If you want to know when a society is set to vanish, watch the money. Whenever destroyers appear among men, they start by destroying money, for money is men´s protection and the base of moral existence. Destroyers seize gold and leave to its owner a counterfeit pile of papers. This kills all objective standards and delivers men into the arbitrary power of an arbitrary setter of values. Gold was an objective value, an equivalent of wealth produced. Paper is a mortgage on wealth that does not exist, backed by a gun aimed at those who are expected to produce it. Paper is a check drawn by legal looters upon an account which is not theirs: upon the virtue of the victims. Watch for the day when it bounces, marked: account withdrawn. – Francisco D´Anconia (fictional character in Ayn Rand´s 'Atlas Shrugged´)
As I write today's commentary, I note that it has been exactly one year now since the global stock markets reached their lows of March 9th, 2009. The Dow, for instance, had fallen to around 7000 at the time. Today, it has rebounded to 10552, rougly 50% higher than a year ago. That is an impressive stock market recovery…a good thing. But, in looking back over the last decade, we further notice that the Dow has really not done that much at all. We're still below the Y2K level. Compared to the Y2K, the level of public debt has grown exponentially.

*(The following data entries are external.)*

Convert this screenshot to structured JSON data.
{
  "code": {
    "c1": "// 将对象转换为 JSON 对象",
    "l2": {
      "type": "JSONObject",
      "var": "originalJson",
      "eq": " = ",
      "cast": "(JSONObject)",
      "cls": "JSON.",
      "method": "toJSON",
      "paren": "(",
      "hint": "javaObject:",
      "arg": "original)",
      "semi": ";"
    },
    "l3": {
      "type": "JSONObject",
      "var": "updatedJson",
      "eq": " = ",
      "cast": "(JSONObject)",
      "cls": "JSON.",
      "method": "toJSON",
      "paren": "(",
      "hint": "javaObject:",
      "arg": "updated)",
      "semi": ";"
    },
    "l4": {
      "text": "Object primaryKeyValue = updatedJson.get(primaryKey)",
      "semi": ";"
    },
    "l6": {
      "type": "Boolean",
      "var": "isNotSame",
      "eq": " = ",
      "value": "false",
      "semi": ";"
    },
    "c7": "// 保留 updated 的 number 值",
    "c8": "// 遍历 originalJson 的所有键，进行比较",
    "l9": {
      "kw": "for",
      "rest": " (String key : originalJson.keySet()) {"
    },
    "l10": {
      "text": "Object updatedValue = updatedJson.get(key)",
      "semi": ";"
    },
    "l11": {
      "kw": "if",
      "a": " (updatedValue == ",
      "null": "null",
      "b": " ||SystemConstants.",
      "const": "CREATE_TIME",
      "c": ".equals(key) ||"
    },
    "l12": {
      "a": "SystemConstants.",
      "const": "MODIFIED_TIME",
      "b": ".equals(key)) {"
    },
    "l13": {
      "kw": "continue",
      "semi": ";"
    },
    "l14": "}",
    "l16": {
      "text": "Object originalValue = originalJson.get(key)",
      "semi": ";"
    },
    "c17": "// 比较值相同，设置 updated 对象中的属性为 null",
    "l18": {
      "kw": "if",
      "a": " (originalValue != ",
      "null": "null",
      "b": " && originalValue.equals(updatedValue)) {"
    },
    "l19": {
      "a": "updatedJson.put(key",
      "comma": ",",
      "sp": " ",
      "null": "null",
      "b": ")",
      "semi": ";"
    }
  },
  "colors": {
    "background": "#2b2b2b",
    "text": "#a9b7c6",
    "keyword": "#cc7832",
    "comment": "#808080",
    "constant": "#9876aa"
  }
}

What bothers me is the cost at which the lifting of stock markets has been accomplished…the trillions and trillions of debt that has been created in an effort of stimulating and mending. In America, the non-partisan Congressional Budget Office announced last Friday that based on the Obama Administration's budget proposal, deficits over the next decade would be $1.2 trillion higher than what the White House had originally estimated. At this point, this kind of news seems to simply fly over our heads with little notice. These estimates and numbers are reported so frequently, and they are so huge, that they defy our ability to comprehend them any longer.
And, what concerns me even more is the fact that despite this gigantic and concerted global effort of 'monetary and fiscal flooding', there is actually very little to show for it in the REAL economy.
The critical question was posed accurately by Bill Gross of Pimco in his recent Investment Outlook: "What if – to put it simply – you couldn't get out of a debt crisis by creating more debt? Can you get out of a debt crisis by piling on another layer of debt? The answer, of course, is that 'it depends'."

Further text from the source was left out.